Simon’s first plays were Come Blow Your Horn, Barefoot in the Park – the last directed by Mike Nichols about whom he writes with keen-eyed ardor, and the Tony Award-winning The Odd Couple which turned out to be an annuity encompassing film and television. The studio wanted Bing Crosby and Bob Hope to play his characters on film. Instead, Jack Lemmon and Walter Matthau inhabited the roles. The memoirist writes about both actors with wit and esteem. We hear about producers, directors, actors, agents… There’s neither difficulty nor dirt here. Curiously Simon elaborates on trials in personal rather than professional relationships, the opposite of most autobiographies.

Plays and screenplays (including some adaptations) flowed out of him. The author often juggled two or three projects simultaneously. “Neil the writer had time for only one thing: he wrote…more and more he would take over Neil the person’s time…” Despite incredible success and remarkable early facility “I could almost always tell what wouldn’t work in front of an audience. This is not to say I could tell what would work…,” he remained insecure and strangely guilty.
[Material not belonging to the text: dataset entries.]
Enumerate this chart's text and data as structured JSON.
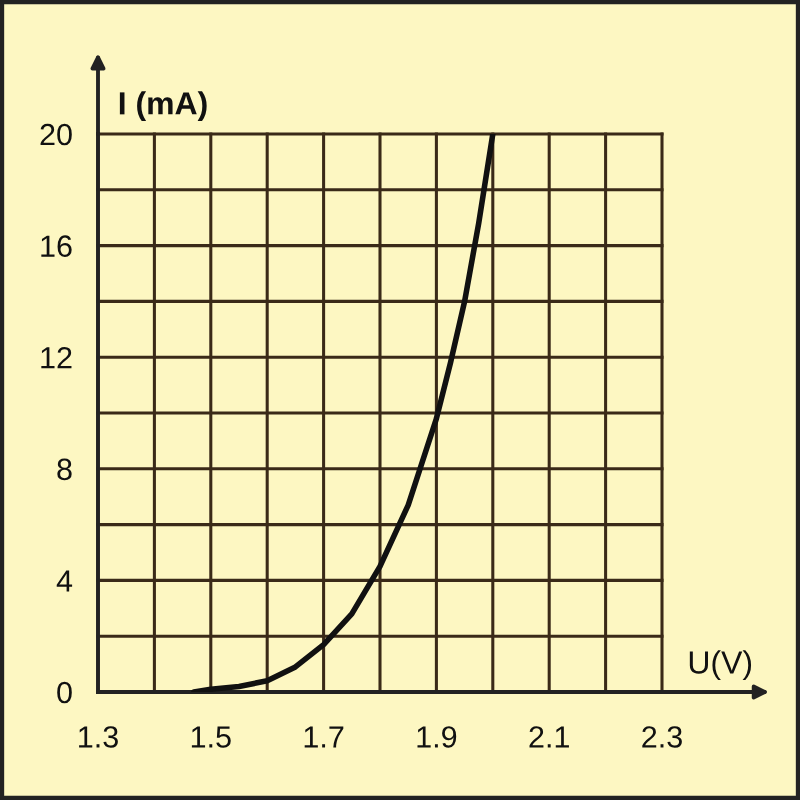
{
  "chart_data": {
    "type": "line",
    "xlabel": "U(V)",
    "ylabel": "I (mA)",
    "x": [
      1.47,
      1.5,
      1.55,
      1.6,
      1.65,
      1.7,
      1.75,
      1.8,
      1.85,
      1.9,
      1.925,
      1.95,
      1.975,
      2.0
    ],
    "series": [
      {
        "color": "#111111",
        "values": [
          0,
          0.1,
          0.2,
          0.4,
          0.9,
          1.7,
          2.8,
          4.5,
          6.7,
          9.8,
          11.8,
          14.0,
          16.8,
          20.0
        ]
      }
    ],
    "xlim": [
      1.3,
      2.3
    ],
    "xticks": [
      1.3,
      {
        "value": 1.4,
        "label": null
      },
      1.5,
      {
        "value": 1.6,
        "label": null
      },
      1.7,
      {
        "value": 1.8,
        "label": null
      },
      1.9,
      {
        "value": 2.0,
        "label": null
      },
      2.1,
      {
        "value": 2.2,
        "label": null
      },
      2.3
    ],
    "ylim": [
      0,
      20
    ],
    "yticks": [
      0,
      {
        "value": 2,
        "label": null
      },
      4,
      {
        "value": 6,
        "label": null
      },
      8,
      {
        "value": 10,
        "label": null
      },
      12,
      {
        "value": 14,
        "label": null
      },
      16,
      {
        "value": 18,
        "label": null
      },
      20
    ],
    "grid": true,
    "line_style": "solid"
  }
}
Guilt, a state that contributed to breakdowns and drove him to intermittent analysis, comes up again and again.

Does self reproach stem from a childhood about which he was impotent? Did Simon feel ideas came too easily; that he was unworthy of accolades? Were serial consequences of not paying attention to personal relationships the root of his remorse? Armchair conjecturing.

Neil Simon was married five times. Joan Baim created a stable home life for which he was grateful and about which he was surprised, bore two daughters, and tragically died of cancer. Actress Marsha Mason brought light back into his life, understood and participated in common craft, and is deemed incredibly patient. (See: Chapter II.) Actress Diane Lander, whom he wed twice, eventually adopting her daughter, was fired from a Neiman Marcus job for talking to him. “I have to make it up to you,” Simon entreated. “Dinner isn’t enough. I have to buy you a small restaurant…” (There are endless wonderful quips.) Simon is descriptive, yet discreet. He takes the blame for every nuptial failure.

Falling in love with and wedding actress Elaine Joyce, after both felt finished with marriage, offers a happy ending. “For me, I hope there will be additional satisfactions besides my work…I feel now that while I have fewer years to live, I have more time in which to live them.”

BTW, according to Neil Simon, it was his brother Danny who nicknamed him “Doc” during playtime with a doctor’s kit. Neil was three years-old.

“I had a gift, albeit a simple one-but then fortunately I was not the one who God chose to lead His people out of Egypt.”